According to Bebej, without this conscious effort to reconcile science and faith and correct misconceptions about how the two interact, evolutionary science can be a barrier to faith. From his own observations, both people who grow up in the church and people who might be considering faith may reject Christianity because an old earth can seem incompatible with the Christian faith.
According to Haarsma, part of this seeming inconsistency is because of the church’s historical understanding of the doctrine of original sin. “Many Christians perceive dissonance between the theology of original sin and modern scientific theories of human evolution,” he wrote in the introduction of “When Did Sin Begin.” According to Haarsma, harmony between the two is possible.
Young-earth creationist Paul Dick is skeptical about Haarsma’s alleged harmony between faith and evolutionary science. “Science has to be verifiable. You have to be there, you have to observe it. Origins are not science, they are hypotheses.”

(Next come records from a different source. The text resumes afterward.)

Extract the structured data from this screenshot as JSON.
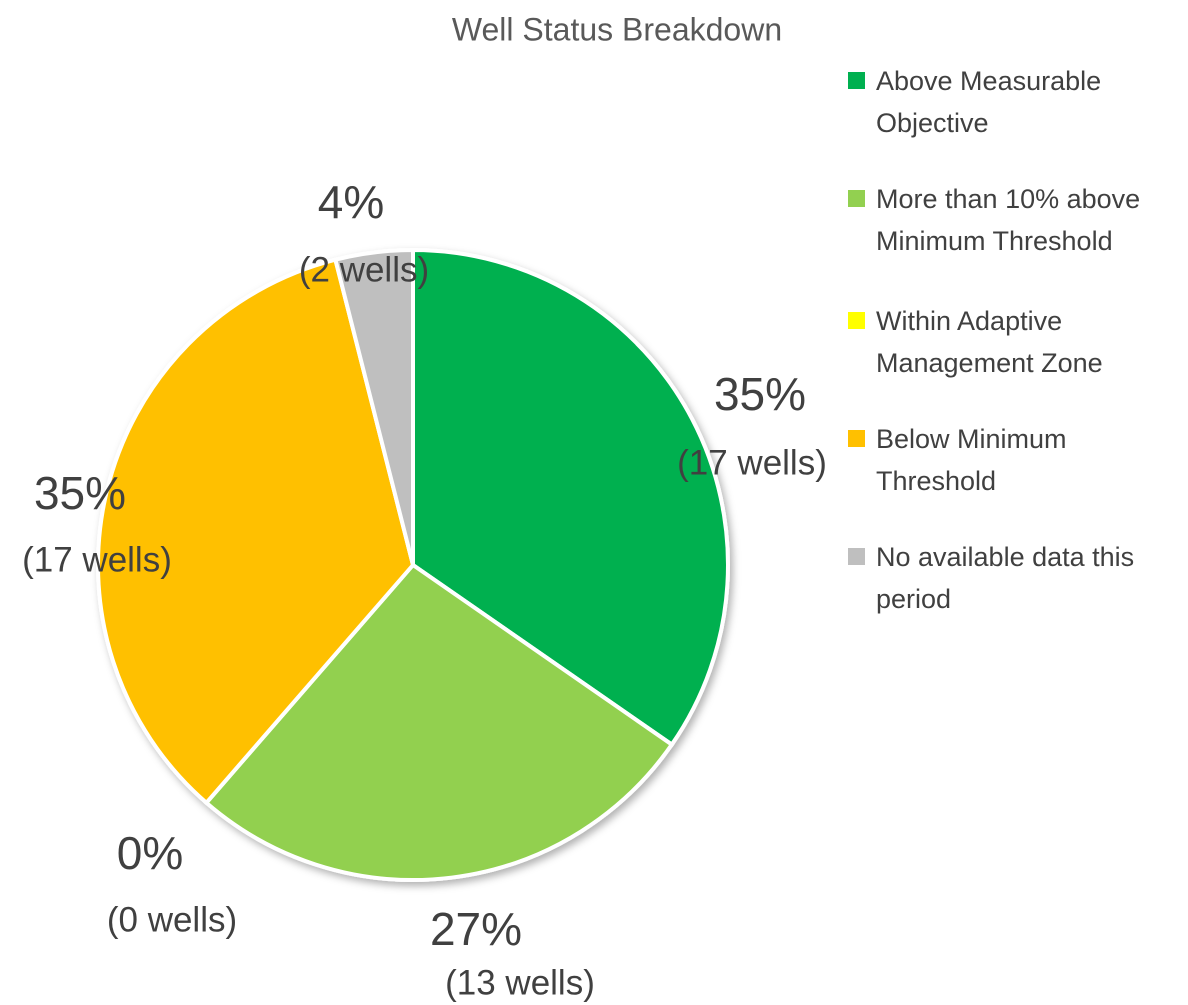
{
  "chart_data": {
    "type": "pie",
    "title": "Well Status Breakdown",
    "categories": [
      "Above Measurable Objective",
      "More than 10% above Minimum Threshold",
      "Within Adaptive Management Zone",
      "Below Minimum Threshold",
      "No available data this period"
    ],
    "values": [
      35,
      27,
      0,
      35,
      4
    ],
    "value_labels": [
      "35%",
      "27%",
      "0%",
      "35%",
      "4%"
    ],
    "count_labels": [
      "(17 wells)",
      "(13 wells)",
      "(0 wells)",
      "(17 wells)",
      "(2 wells)"
    ],
    "colors": [
      "#00b050",
      "#92d050",
      "#ffff00",
      "#ffc000",
      "#bfbfbf"
    ],
    "legend": "right"
  }
}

Junior Fisher Pham, head of the Science and Religion Forum, a club here on campus that initiates conversations about science and faith, has seen division regarding this controversial issue firsthand. “I’ve seen a growing number of people on campus who seem to … just not even [be] open to the discussion of talking with people who you disagree with, and I think that’s really bad for the church [and] this institution.”
“When Did Sin Begin?” argues that as Christians, we are all commanded to not bear false witness; therefore, when there is reasonable doubt, we must assume the best of Christians who disagree with us. And Haarsma maintains controversy has an upside: “The church is ultimately better off having gone through the discussion and … come to realize a better interpretation of Scripture.”